Lonnie Johnson and The Mississippi Sheiks each make two appearances. Johnson’s “My Love Is Down” finds the narrator in an empty home, likely due to his tom-catting around because “instead of listenin’ to me baby, you listen to everything people has got to say.” The piano has a slightly larger presence underneath B.B. on this track. Johnson’s “Tomorrow Night” finds the narrator wondering if the woman who surrenders to him tonight will be with him again. Lucille performs light duty as B.B. opens without her and a sax takes the first solo on the bridge. The Mississippi Sheiks’ songs find the narrators in similar frames of mind. One has to leave his woman but sees “no use in worrying ‘cause ‘The World Is Gone Wrong’” while the other doesn’t worry when his woman leaves because he’s “Sitting On Top Of The World,” an often-covered classic.

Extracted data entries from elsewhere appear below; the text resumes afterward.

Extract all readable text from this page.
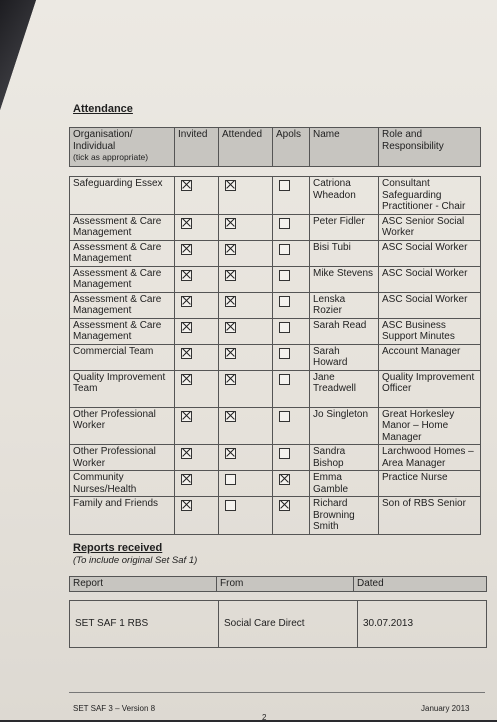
Attendance
Organisation/
Individual
(tick as appropriate)	Invited	Attended	Apols	Name	Role and Responsibility
Safeguarding Essex				Catriona Wheadon	Consultant Safeguarding Practitioner - Chair
Assessment & Care Management				Peter Fidler	ASC Senior Social Worker
Assessment & Care Management				Bisi Tubi	ASC Social Worker
Assessment & Care Management				Mike Stevens	ASC Social Worker
Assessment & Care Management				Lenska Rozier	ASC Social Worker
Assessment & Care Management				Sarah Read	ASC Business Support Minutes
Commercial Team				Sarah Howard	Account Manager
Quality Improvement Team				Jane Treadwell	Quality Improvement Officer
Other Professional Worker				Jo Singleton	Great Horkesley Manor – Home Manager
Other Professional Worker				Sandra Bishop	Larchwood Homes – Area Manager
Community Nurses/Health				Emma Gamble	Practice Nurse
Family and Friends				Richard Browning Smith	Son of RBS Senior
Reports received
(To include original Set Saf 1)
Report	From	Dated
SET SAF 1 RBS	Social Care Direct	30.07.2013
SET SAF 3 – Version 8	January 2013
2
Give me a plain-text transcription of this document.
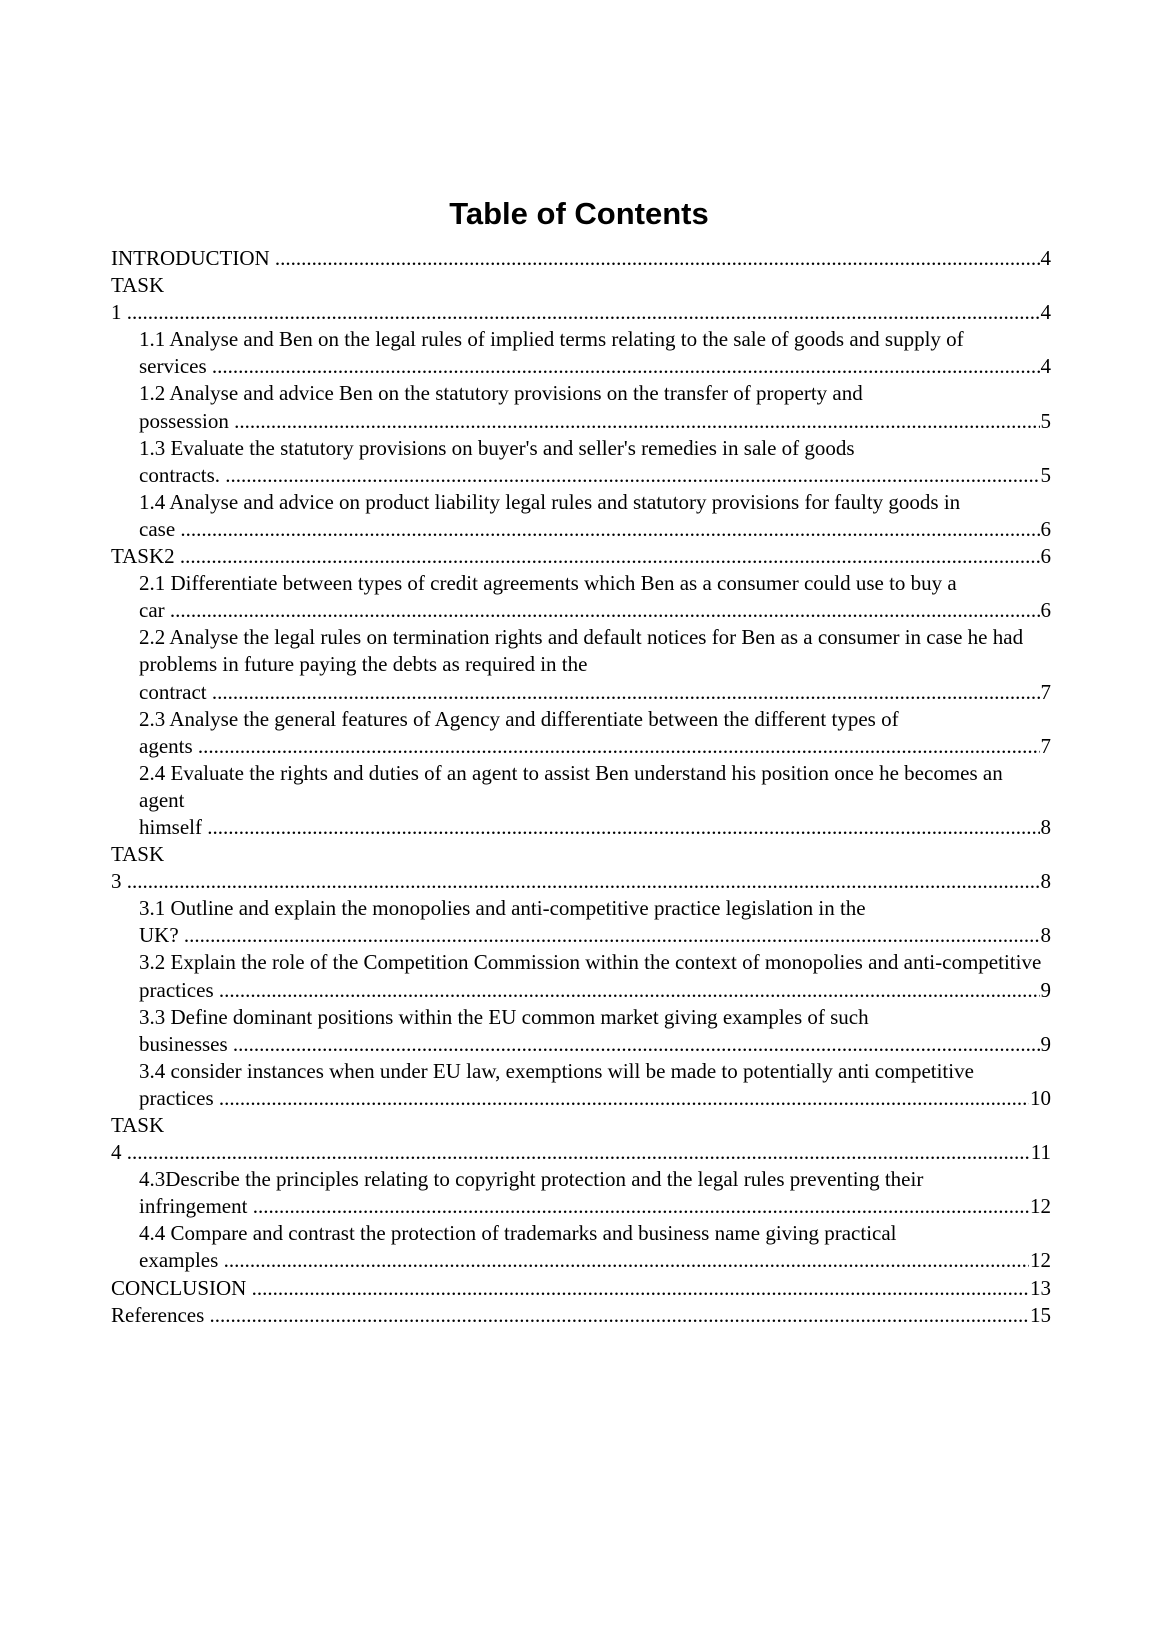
Table of Contents
INTRODUCTION .....	4
TASK 1 .....	4
1.1 Analyse and Ben on the legal rules of implied terms relating to the sale of goods and supply of services .....	4
1.2 Analyse and advice Ben on the statutory provisions on the transfer of property and possession .....	5
1.3 Evaluate the statutory provisions on buyer's and seller's remedies in sale of goods contracts. .....	5
1.4 Analyse and advice on product liability legal rules and statutory provisions for faulty goods in case .....	6
TASK2 .....	6
2.1 Differentiate between types of credit agreements which Ben as a consumer could use to buy a car .....	6
2.2 Analyse the legal rules on termination rights and default notices for Ben as a consumer in case he had problems in future paying the debts as required in the contract .....	7
2.3 Analyse the general features of Agency and differentiate between the different types of agents .....	7
2.4 Evaluate the rights and duties of an agent to assist Ben understand his position once he becomes an agent himself .....	8
TASK 3 .....	8
3.1 Outline and explain the monopolies and anti-competitive practice legislation in the UK? .....	8
3.2 Explain the role of the Competition Commission within the context of monopolies and anti-competitive practices .....	9
3.3 Define dominant positions within the EU common market giving examples of such businesses .....	9
3.4 consider instances when under EU law, exemptions will be made to potentially anti competitive practices .....	10
TASK 4 .....	11
4.3Describe the principles relating to copyright protection and the legal rules preventing their infringement .....	12
4.4 Compare and contrast the protection of trademarks and business name giving practical examples .....	12
CONCLUSION .....	13
References .....	15
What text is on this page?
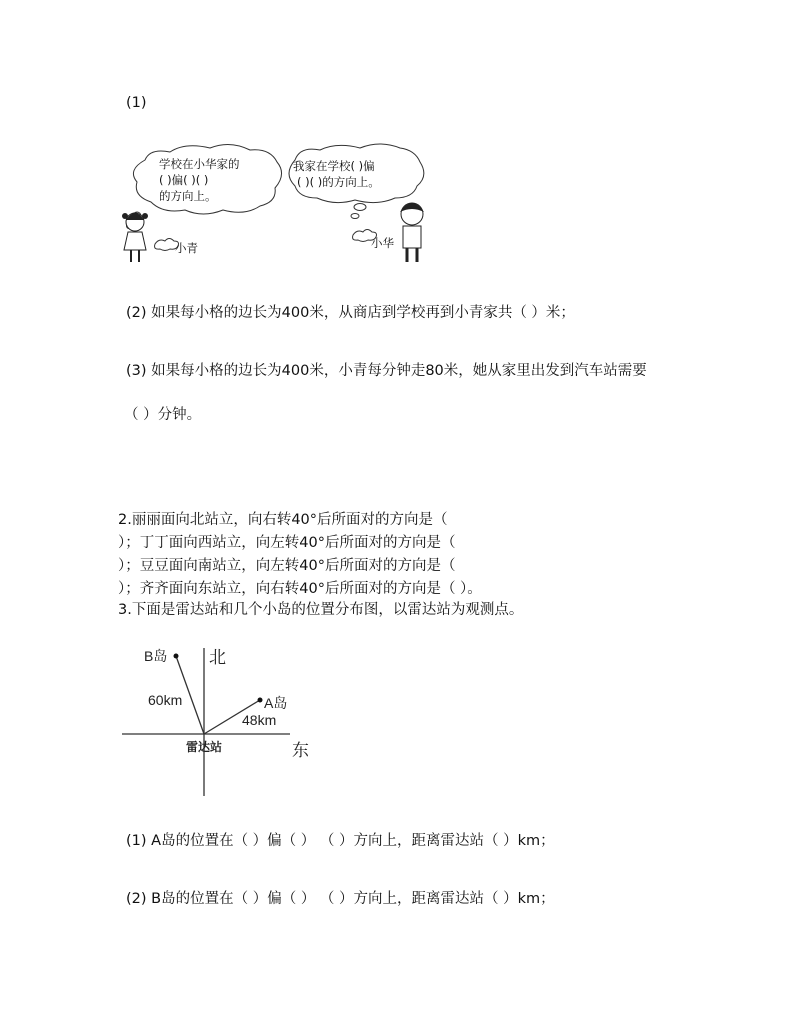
(1)
学校在小华家的
( )偏( )( )
的方向上。
我家在学校( )偏
( )( )的方向上。
小青	小华
(2) 如果每小格的边长为400米，从商店到学校再到小青家共（ ）米；
(3) 如果每小格的边长为400米，小青每分钟走80米，她从家里出发到汽车站需要
（ ）分钟。
2.丽丽面向北站立，向右转40°后所面对的方向是（
）；丁丁面向西站立，向左转40°后所面对的方向是（
）；豆豆面向南站立，向左转40°后所面对的方向是（
）；齐齐面向东站立，向右转40°后所面对的方向是（ ）。
3.下面是雷达站和几个小岛的位置分布图，以雷达站为观测点。
北
东
雷达站
A岛
48km
B岛
60km
(1) A岛的位置在（ ）偏（ ） （ ）方向上，距离雷达站（ ）km；
(2) B岛的位置在（ ）偏（ ） （ ）方向上，距离雷达站（ ）km；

The second song that doesn’t deal with affairs of the heart is Big Bill Broonzy’s “Backwater Blues,” a song about people driven from their homes due to five days of rain, which is regrettably timely as images of a waterlogged Galveston, Texas are still fresh from the television news. It’s the longest track on the album coming in at seven and a half minutes.
B.B.’s soulful voice and the sweet sound of Lucille are at the top of their game on One Kind Favor, and leave you wanting for more. Talented musicians, such as pianist Dr. John, drummer Jim Keltner, and bassist Nathan East, back him and together they deliver a wonderful blues album. Hopefully everyone involved will do us a second kind favor.